実際の歴史や人物を基に忠実に製作された作品で、数々の波乱が起きたりそこまでドラマチックな展開が待っているわけではないので見方によってはつまらないという意見もあるかと思います。しかし吃音症の悩みだけではなく王家の深刻な内情まで考えなくてはならなかったジョージ6世に対し、思わず感情移入してしまうと思います。史実の観点から見ると、実際のジョージ6世の吃音症はそこまで声高らかにされた事実でもなく、内気だったかどうかも分かりません。でもアルバートとライオネルの友情関係に偽りはないようで安心しましたし、最後の演説を終えた際の「wの音で少しどもりがあった」「私だと分かるように、わざとどもったのだ」というやり取りは本当にあったことをそのまま盛り込んだそうです。序盤のアルバートからは考えつかない台詞に、ライオネルの力の偉大さを感じます。
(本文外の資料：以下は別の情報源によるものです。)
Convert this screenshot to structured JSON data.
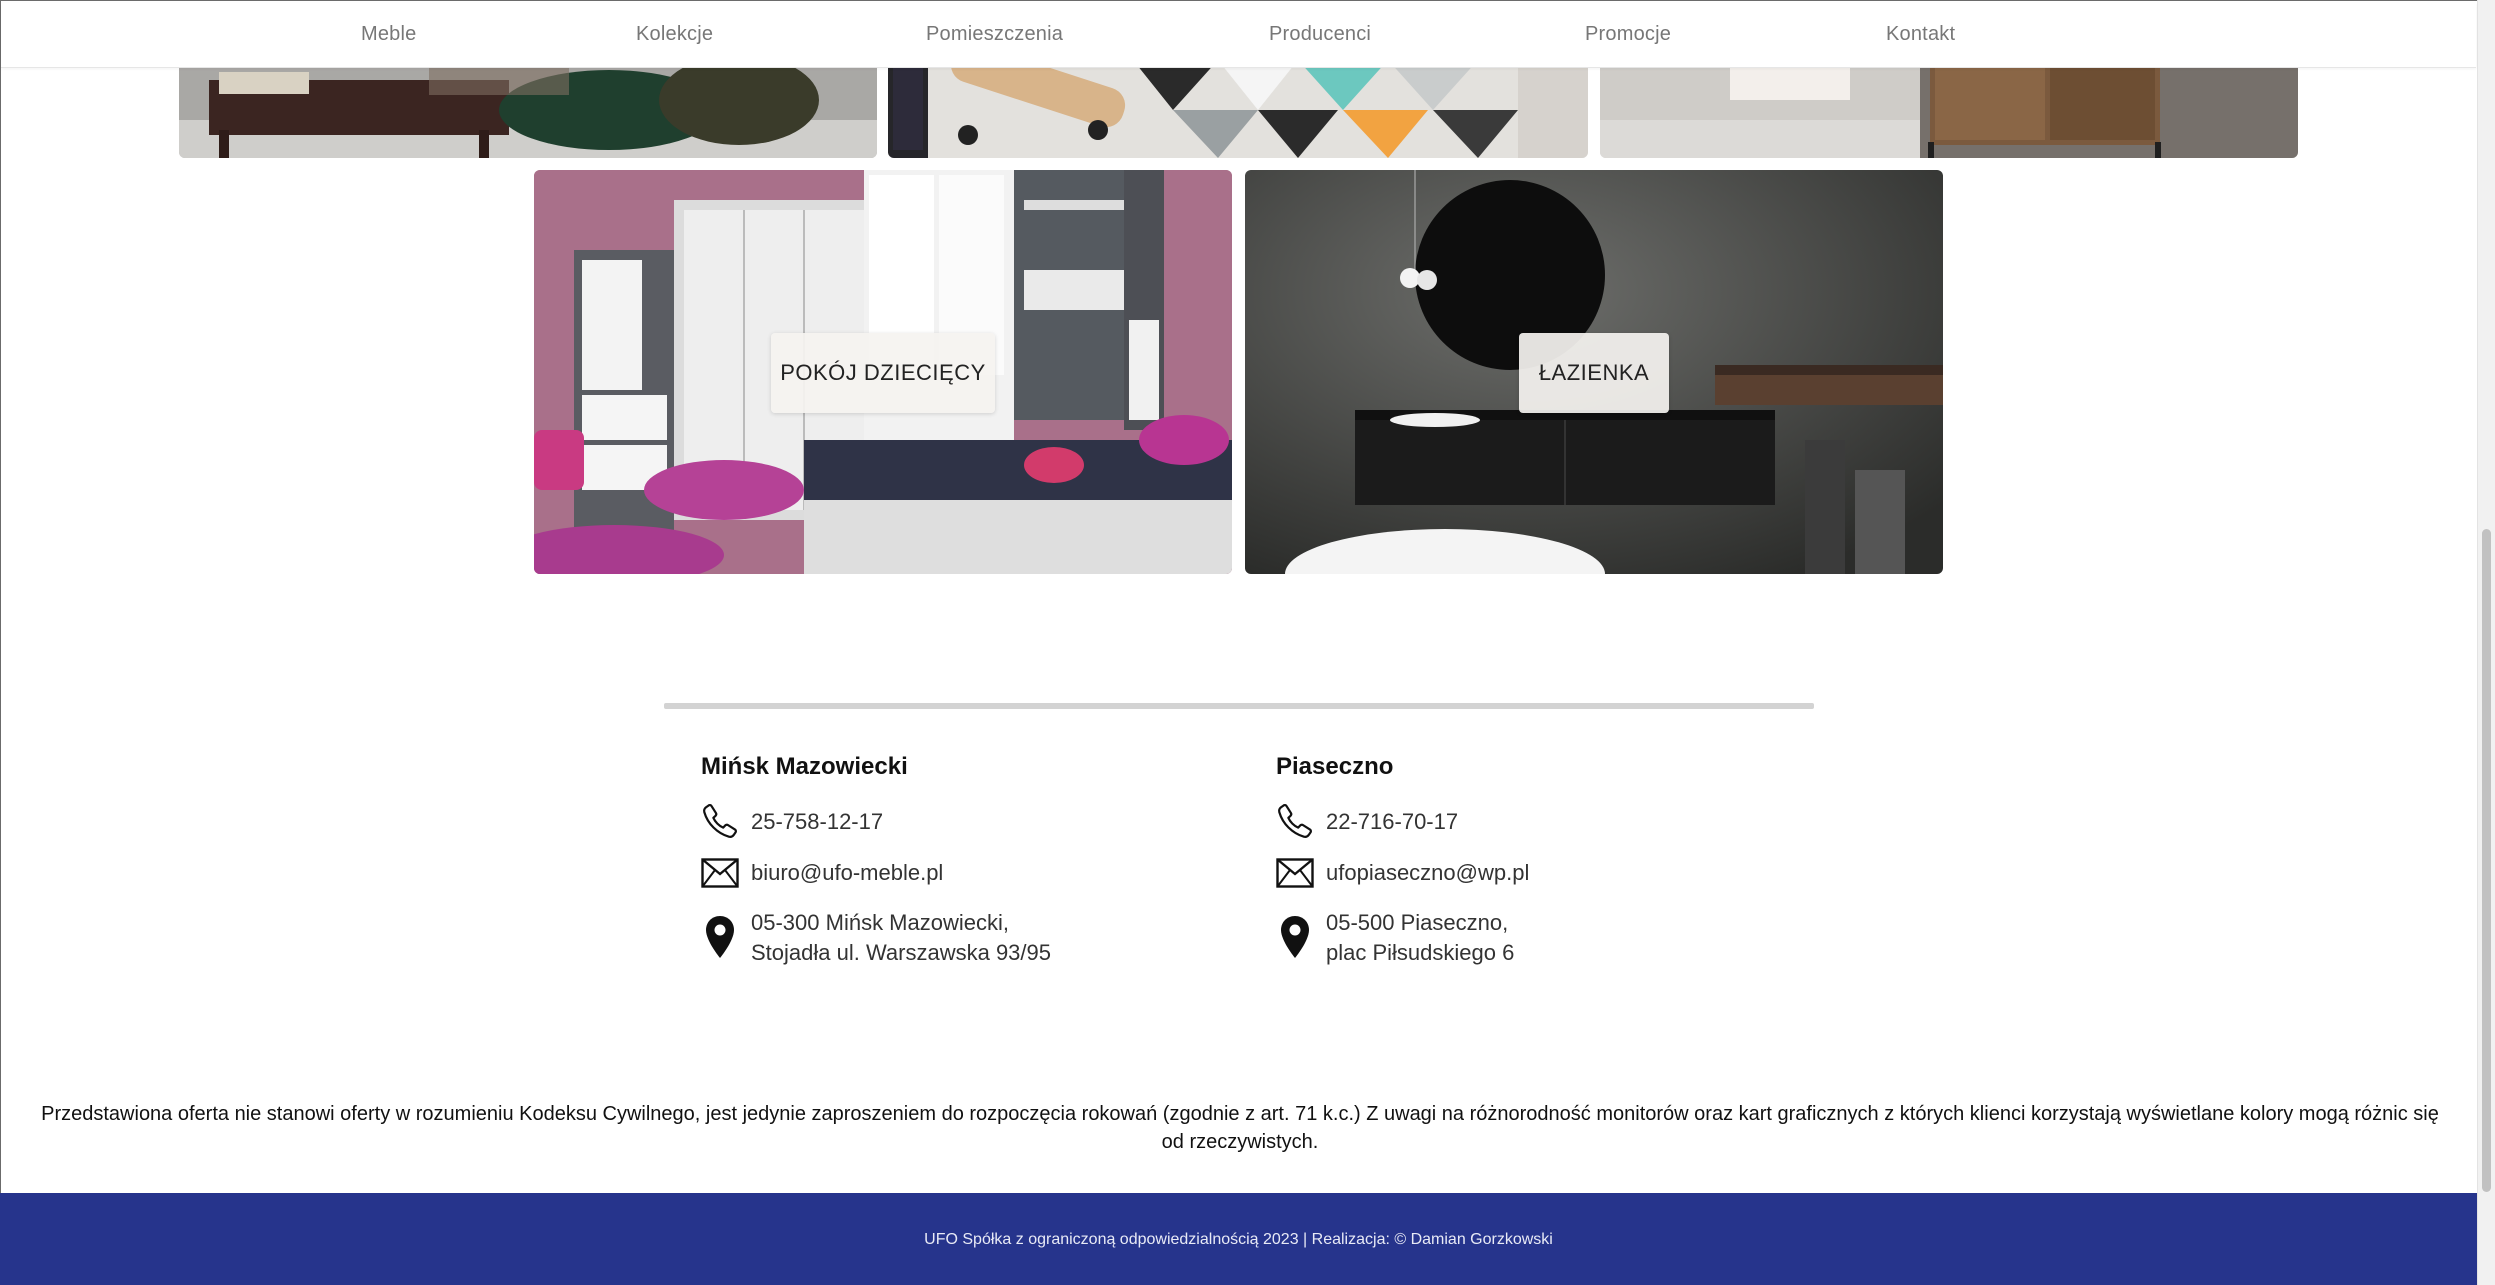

ライオネルがアルバートに行った治療は現代でも有効なのでしょうか?実際に克服した人の経験談を見ると、やはり呼吸法や言語療法が鍵を握るようです。しかしその効果も千差万別、症状にもよりますし”絶対”というのはなかなか難しいようです。ただ共通しているのは、心の治療が必要だということ。アルバートのように幼少の頃の体験が災いして吃音持ちになる人は多く、またそれからの恐怖や不安が更に回復を妨げてしまうそうです。まずはアルバートとライオネルのように信頼関係やリラックスできる環境下で治療を行うこと、そしてエリザベスのように温かく見守る存在がいることも大切なのです。
最後にアルバートが見事完璧なスピーチを行う姿は、感動の一言です。少し焦ったときでも、目の前にいるライオネルがいることでどれだけ大きな支えになっているかが伝わります。スピーチ後、アルバートは「ありがとう、友よ」とライオネルに素直に感謝し、ライオネルはアルバートを「陛下」と呼び敬意を示します。お互いへの本心を初めて打ち明け合う素晴らしいラストです。2人の関係に関しては、大きな波がありハラハラさせられました。全く分かり合えなかった初対面、治療を始めるも効果が表れず怒りをぶつけるアルバート、罵倒する時はどもらないじゃないかと飄々と接するライオネル。治療に真剣になり心の闇を打ち明けるアルバートに、真剣な面持ちで治療を試みるライオネル。ある日の治療の帰り道、兄の代わりに即位するべきだと正直に忠告するライオネルに対し、反逆罪になるからそれはできないと辛く跳ね除けるアルバート。ここで一本道を正反対に歩いていく別れのシーンはとても切なく、2人の身分の差や様々な心情のすれ違いを描くような印象に残るシーンでした。結果的にアルバートはライオネルに謝罪し再び治療を続け、ラストシーンへとつながります。最後のナレーションの一文では、「戦争スピーチには毎回ローグが立ち会い、ジョージ6世は抵抗運動のシンボルとなった。ライオネルとバーティは生涯にわたりよき友であった」と流れます。身分の垣根を越え、自らの障害をも乗り越えた、勇気と感動をもらえる作品です。